Tiempo de rascar

¿Cuál sería el tiempo de cobertura ideal que contentase a papistas y no sulfurase a pejigueros? ¿Cuatro, cinco horas? ¿A qué deberían dedicar las televisiones el tiempo sobrante? ¿A teletienda, a telebasura o a Telerelu?
Aseteados por tanta pregunta sin respuesta asistimos a la resaca sobre el tratamiento dispensado por todas las televisiones del mundo a la muerte de Juan Pablo II, cuando todavía faltan muchas conexiones con Roma, muchos especiales informativos y mucho divino reportaje.
Es excesivo, proclaman con voz autosuficiente ilustres comentaristas y tertulianos. Las televisiones son gilipollas, nos hacen pensar con sus críticas; podrían haber estado discutiendo si la prima de la novia de Paquirrín sale con un banderillero, y sin embargo, venga Roma, venga Roma.

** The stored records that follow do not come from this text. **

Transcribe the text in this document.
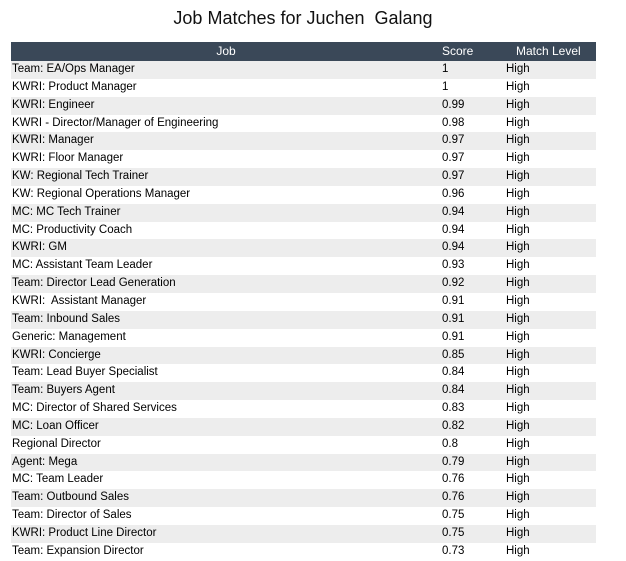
Job Matches for Juchen  Galang
Job	Score	Match Level
Team: EA/Ops Manager	1	High
KWRI: Product Manager	1	High
KWRI: Engineer	0.99	High
KWRI - Director/Manager of Engineering	0.98	High
KWRI: Manager	0.97	High
KWRI: Floor Manager	0.97	High
KW: Regional Tech Trainer	0.97	High
KW: Regional Operations Manager	0.96	High
MC: MC Tech Trainer	0.94	High
MC: Productivity Coach	0.94	High
KWRI: GM	0.94	High
MC: Assistant Team Leader	0.93	High
Team: Director Lead Generation	0.92	High
KWRI:  Assistant Manager	0.91	High
Team: Inbound Sales	0.91	High
Generic: Management	0.91	High
KWRI: Concierge	0.85	High
Team: Lead Buyer Specialist	0.84	High
Team: Buyers Agent	0.84	High
MC: Director of Shared Services	0.83	High
MC: Loan Officer	0.82	High
Regional Director	0.8	High
Agent: Mega	0.79	High
MC: Team Leader	0.76	High
Team: Outbound Sales	0.76	High
Team: Director of Sales	0.75	High
KWRI: Product Line Director	0.75	High
Team: Expansion Director	0.73	High
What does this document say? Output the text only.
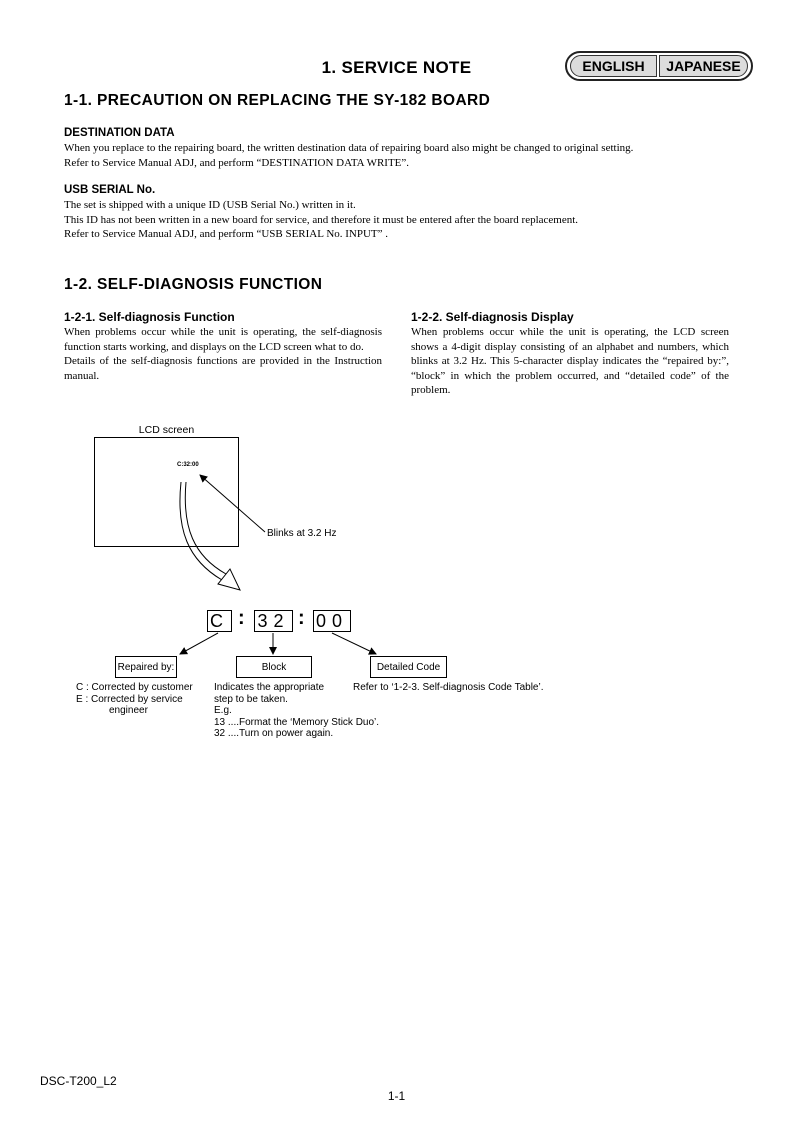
1. SERVICE NOTE	ENGLISH	JAPANESE
1-1. PRECAUTION ON REPLACING THE SY-182 BOARD
DESTINATION DATA
When you replace to the repairing board, the written destination data of repairing board also might be changed to original setting.
Refer to Service Manual ADJ, and perform “DESTINATION DATA WRITE”.
USB SERIAL No.
The set is shipped with a unique ID (USB Serial No.) written in it.
This ID has not been written in a new board for service, and therefore it must be entered after the board replacement.
Refer to Service Manual ADJ, and perform “USB SERIAL No. INPUT” .
1-2. SELF-DIAGNOSIS FUNCTION
1-2-1. Self-diagnosis Function
When problems occur while the unit is operating, the self-diagnosis function starts working, and displays on the LCD screen what to do.
Details of the self-diagnosis functions are provided in the Instruction manual.
1-2-2. Self-diagnosis Display
When problems occur while the unit is operating, the LCD screen shows a 4-digit display consisting of an alphabet and numbers, which blinks at 3.2 Hz. This 5-character display indicates the “repaired by:”, “block” in which the problem occurred, and “detailed code” of the problem.
LCD screen
C:32:00
Blinks at 3.2 Hz
C : 32 : 00
Repaired by:	Block	Detailed Code
C : Corrected by customer
E : Corrected by service
engineer
Indicates the appropriate
step to be taken.
E.g.
13 ....Format the ‘Memory Stick Duo’.
32 ....Turn on power again.
Refer to ‘1-2-3. Self-diagnosis Code Table’.
DSC-T200_L2
1-1
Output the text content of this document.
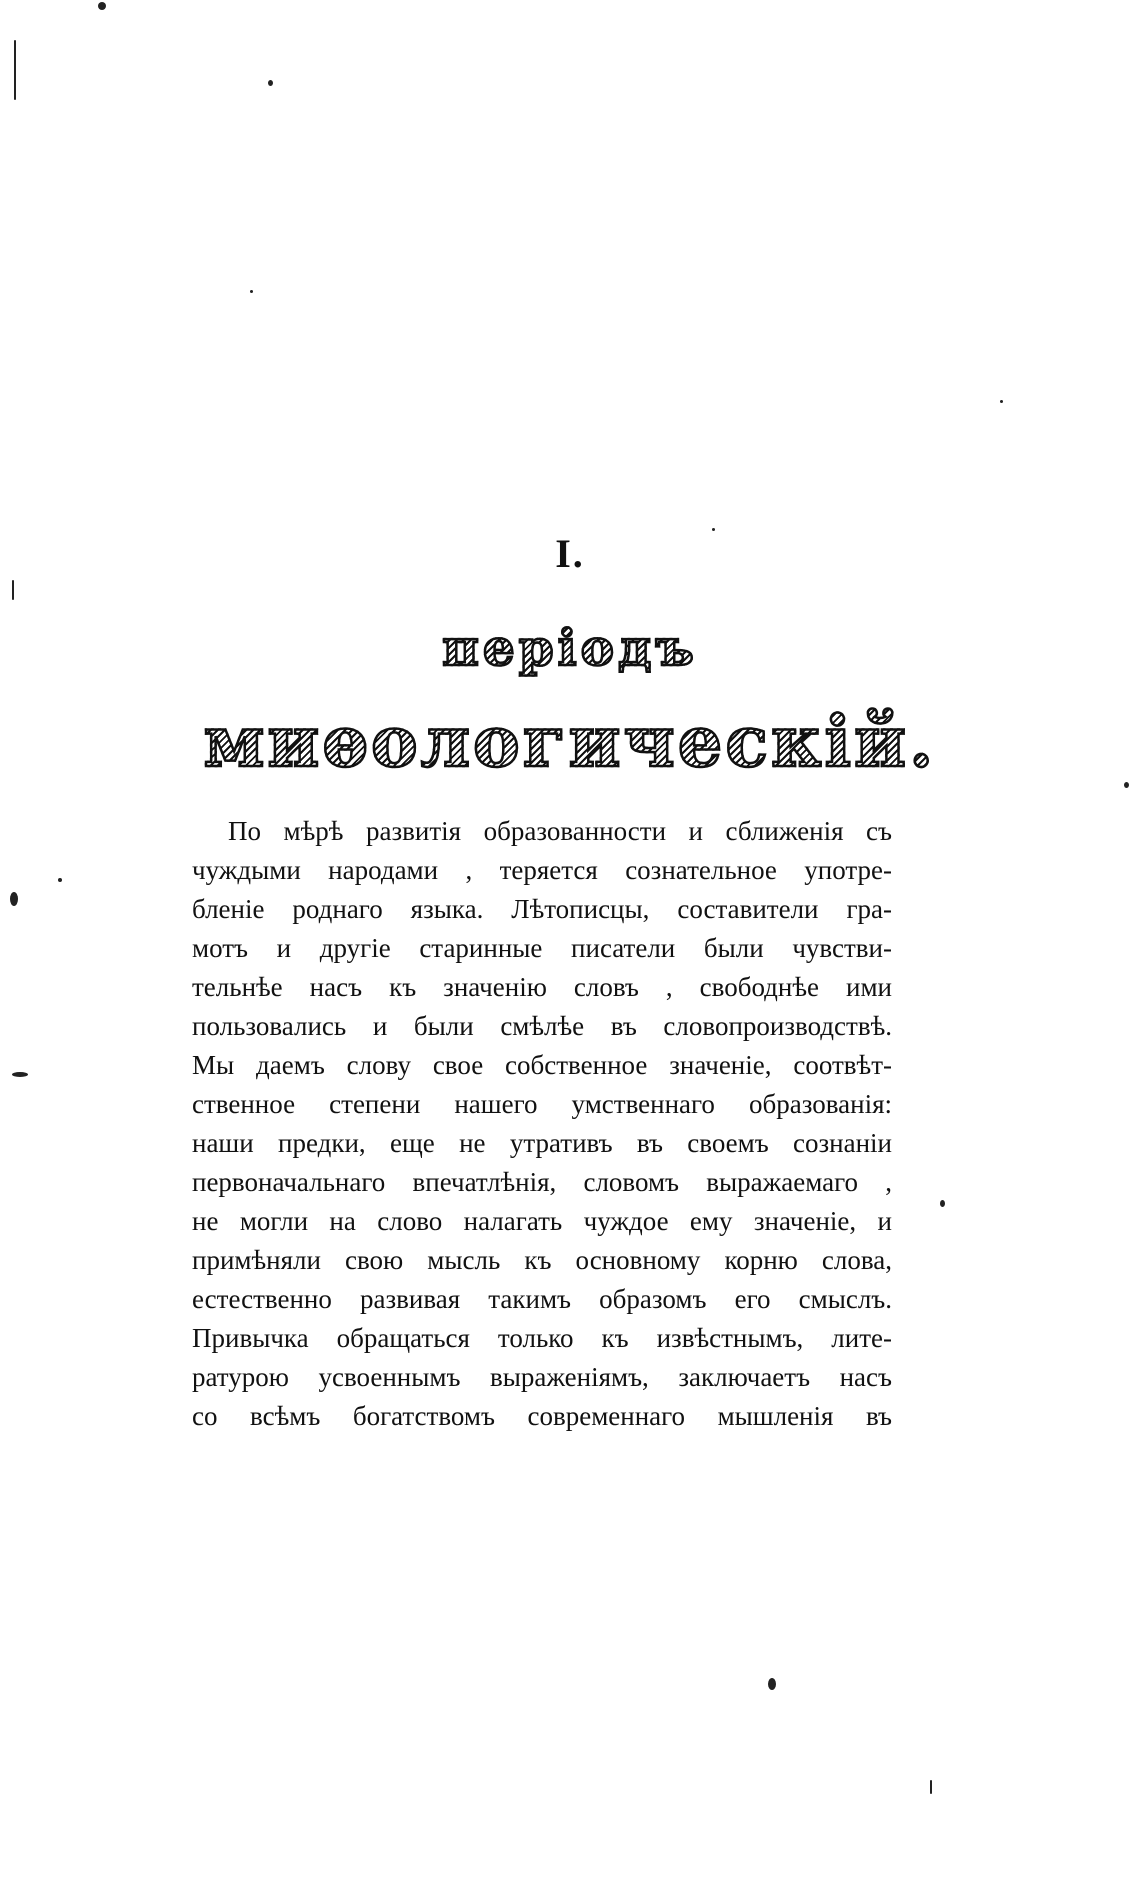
I.
періодъ
миѳологическій.
По мѣрѣ развитія образованности и сближенія съ
чуждыми народами , теряется сознательное употре-
бленіе роднаго языка. Лѣтописцы, составители гра-
мотъ и другіе старинные писатели были чувстви-
тельнѣе насъ къ значенію словъ , свободнѣе ими
пользовались и были смѣлѣе въ словопроизводствѣ.
Мы даемъ слову свое собственное значеніе, соотвѣт-
ственное степени нашего умственнаго образованія:
наши предки, еще не утративъ въ своемъ сознаніи
первоначальнаго впечатлѣнія, словомъ выражаемаго ,
не могли на слово налагать чуждое ему значеніе, и
примѣняли свою мысль къ основному корню слова,
естественно развивая такимъ образомъ его смыслъ.
Привычка обращаться только къ извѣстнымъ, лите-
ратурою усвоеннымъ выраженіямъ, заключаетъ насъ
со всѣмъ богатствомъ современнаго мышленія въ
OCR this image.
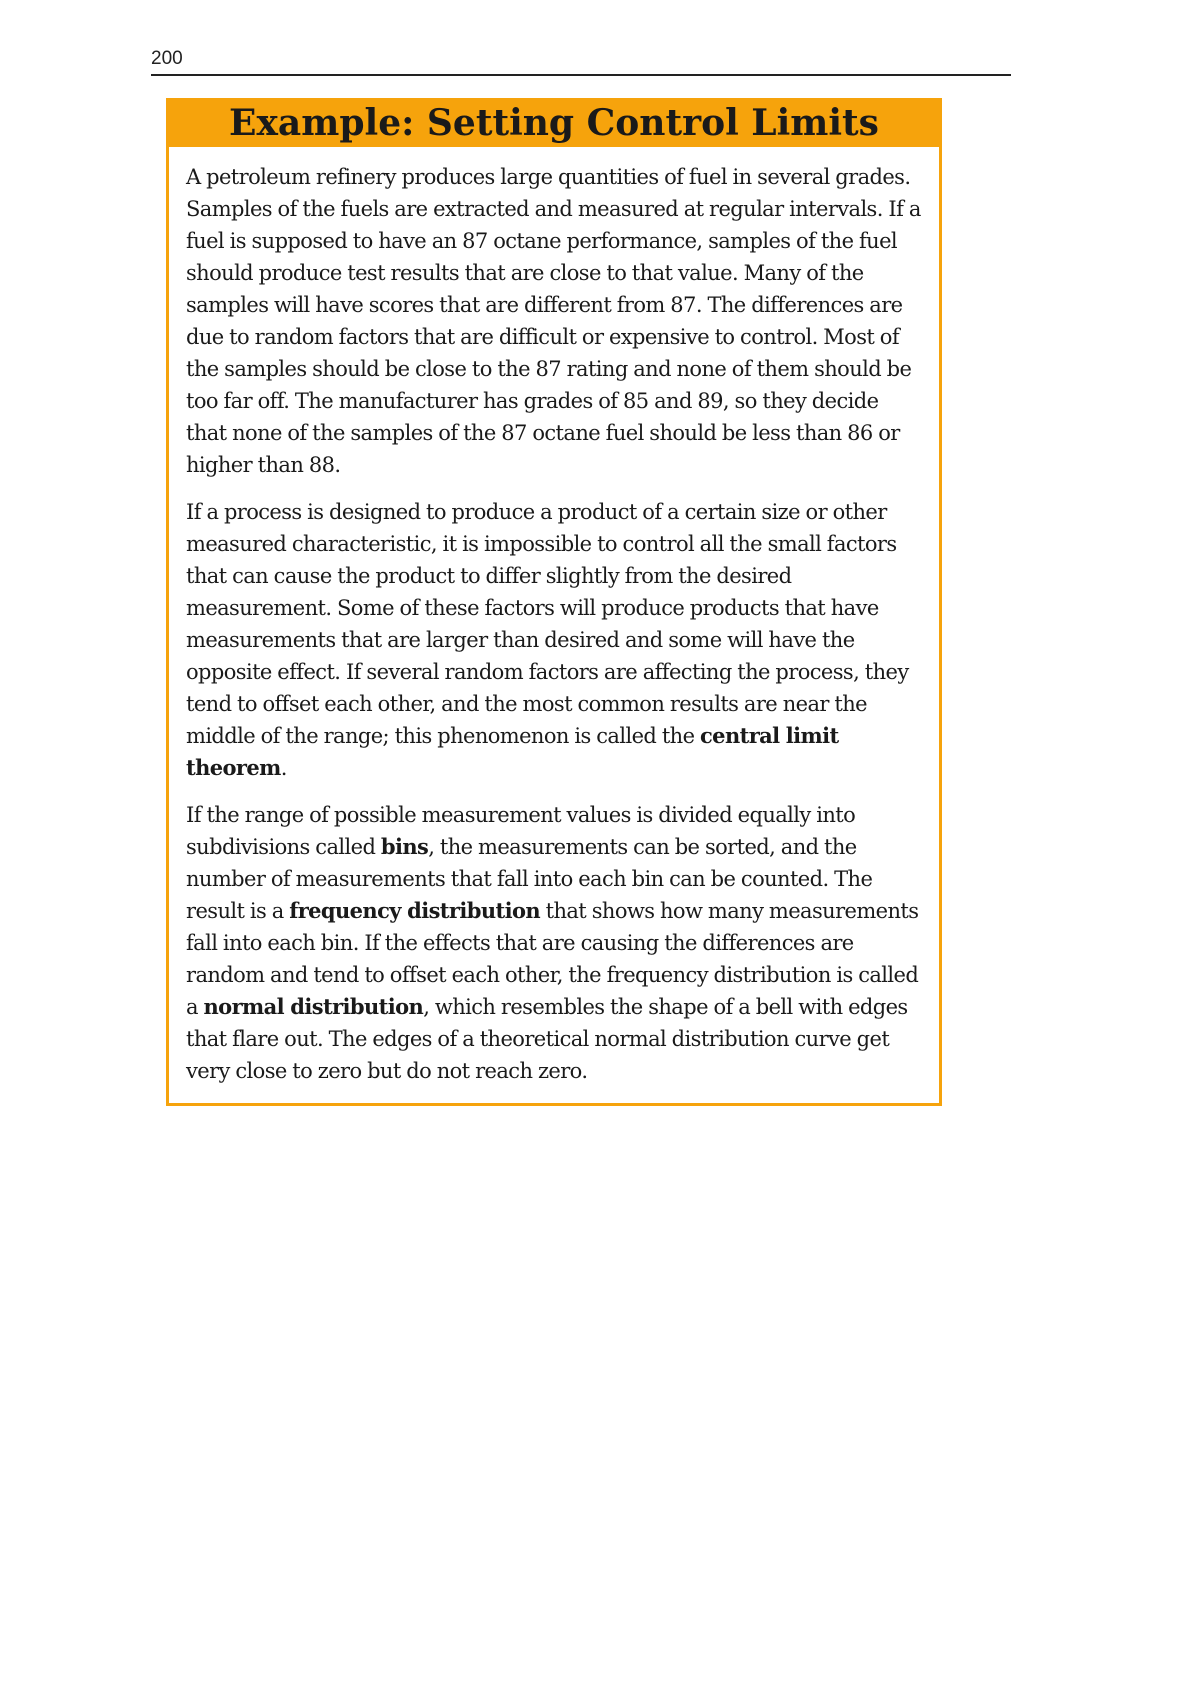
200
Example: Setting Control Limits

A petroleum refinery produces large quantities of fuel in several grades. Samples of the fuels are extracted and measured at regular intervals. If a fuel is supposed to have an 87 octane performance, samples of the fuel should produce test results that are close to that value. Many of the samples will have scores that are different from 87. The differences are due to random factors that are difficult or expensive to control. Most of the samples should be close to the 87 rating and none of them should be too far off. The manufacturer has grades of 85 and 89, so they decide that none of the samples of the 87 octane fuel should be less than 86 or higher than 88.

If a process is designed to produce a product of a certain size or other measured characteristic, it is impossible to control all the small factors that can cause the product to differ slightly from the desired measurement. Some of these factors will produce products that have measurements that are larger than desired and some will have the opposite effect. If several random factors are affecting the process, they tend to offset each other, and the most common results are near the middle of the range; this phenomenon is called the central limit theorem.

If the range of possible measurement values is divided equally into subdivisions called bins, the measurements can be sorted, and the number of measurements that fall into each bin can be counted. The result is a frequency distribution that shows how many measurements fall into each bin. If the effects that are causing the differences are random and tend to offset each other, the frequency distribution is called a normal distribution, which resembles the shape of a bell with edges that flare out. The edges of a theoretical normal distribution curve get very close to zero but do not reach zero.
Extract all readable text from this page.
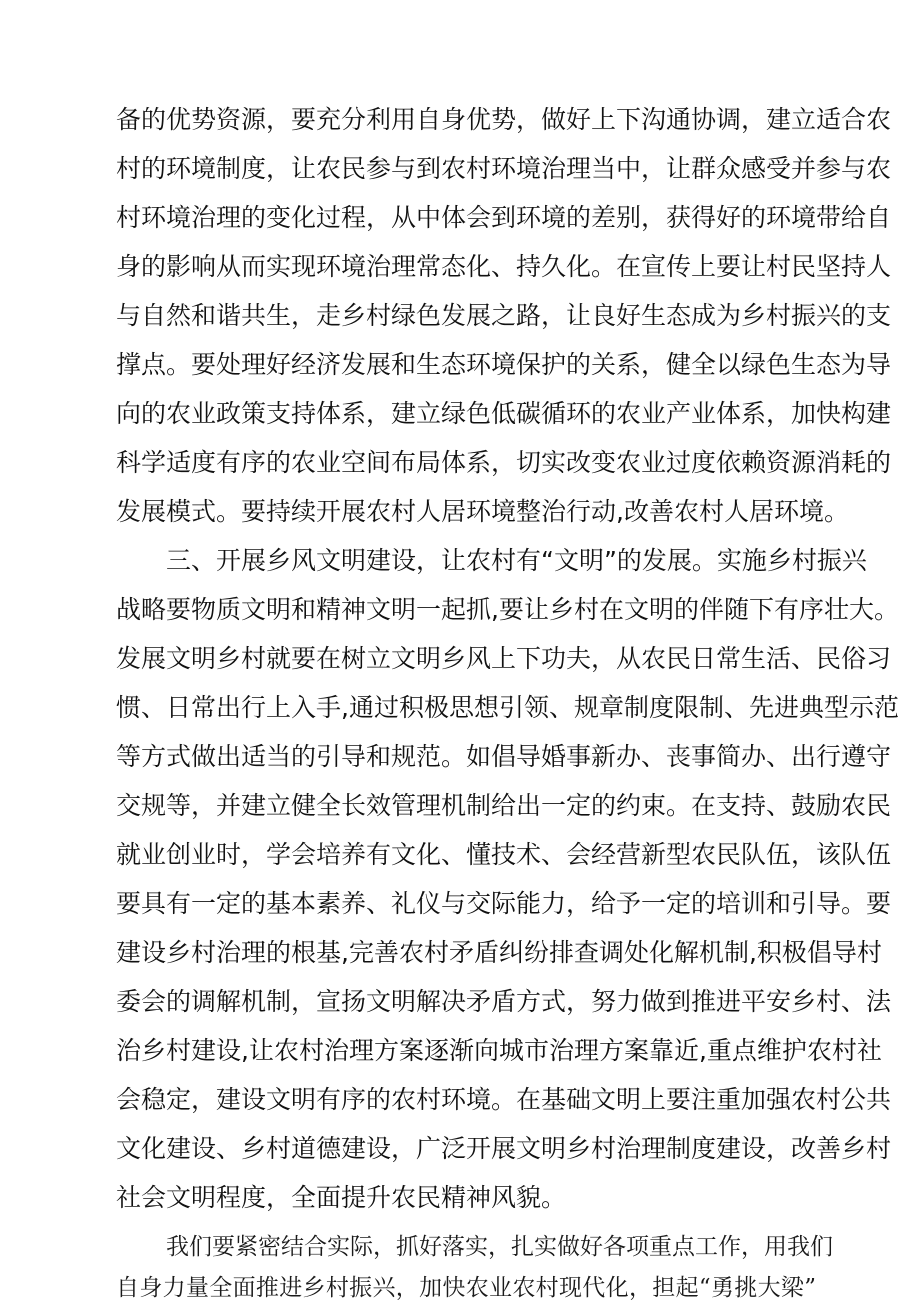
备的优势资源，要充分利用自身优势，做好上下沟通协调，建立适合农
村的环境制度，让农民参与到农村环境治理当中，让群众感受并参与农
村环境治理的变化过程，从中体会到环境的差别，获得好的环境带给自
身的影响从而实现环境治理常态化、持久化。在宣传上要让村民坚持人
与自然和谐共生，走乡村绿色发展之路，让良好生态成为乡村振兴的支
撑点。要处理好经济发展和生态环境保护的关系，健全以绿色生态为导
向的农业政策支持体系，建立绿色低碳循环的农业产业体系，加快构建
科学适度有序的农业空间布局体系，切实改变农业过度依赖资源消耗的
发展模式。要持续开展农村人居环境整治行动,改善农村人居环境。
三、开展乡风文明建设，让农村有“文明”的发展。实施乡村振兴
战略要物质文明和精神文明一起抓,要让乡村在文明的伴随下有序壮大。
发展文明乡村就要在树立文明乡风上下功夫，从农民日常生活、民俗习
惯、日常出行上入手,通过积极思想引领、规章制度限制、先进典型示范
等方式做出适当的引导和规范。如倡导婚事新办、丧事简办、出行遵守
交规等，并建立健全长效管理机制给出一定的约束。在支持、鼓励农民
就业创业时，学会培养有文化、懂技术、会经营新型农民队伍，该队伍
要具有一定的基本素养、礼仪与交际能力，给予一定的培训和引导。要
建设乡村治理的根基,完善农村矛盾纠纷排查调处化解机制,积极倡导村
委会的调解机制，宣扬文明解决矛盾方式，努力做到推进平安乡村、法
治乡村建设,让农村治理方案逐渐向城市治理方案靠近,重点维护农村社
会稳定，建设文明有序的农村环境。在基础文明上要注重加强农村公共
文化建设、乡村道德建设，广泛开展文明乡村治理制度建设，改善乡村
社会文明程度，全面提升农民精神风貌。
我们要紧密结合实际，抓好落实，扎实做好各项重点工作，用我们
自身力量全面推进乡村振兴，加快农业农村现代化，担起“勇挑大梁”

Cuando el crítico afina el dardo, el riesgo de resbalón es más notorio. Así. Rosa Montero expone en su columna: “Digamos, en fin, que desconfío de todas las manifestaciones masivas humanas en las que la álgida explosión de las emociones colectivas anula el raciocinio individual”. No dijo lo mismo cuando las mareas humanas recorrían las calles al grito unánime de No a la guerra, ni se dudó entonces de que los manifestantes sufriesen la anulación del raciocinio por verse envueltos en la masa. Cierto que un estadio de fútbol repleto de aficionados, una avenida a rebosar, o una plaza de San Pedro atiborrada contagian las emociones, pero cada uno de ellos ha querido estar allí libremente para eso, para confundirse con todos en el mismo sentimiento y gritar gol, paz o viva el Papa. De modo que no me vengan con cuentos que sólo valen cuando nos convienen.
Quizás a muchos les moleste comprobar que la única referencia moral que predica elevados pensamientos teístas, pese a sus defectos humanos, sus errores históricos y sus intereses terrenales, siga recibiendo masivas simpatías. Pues que se rasquen.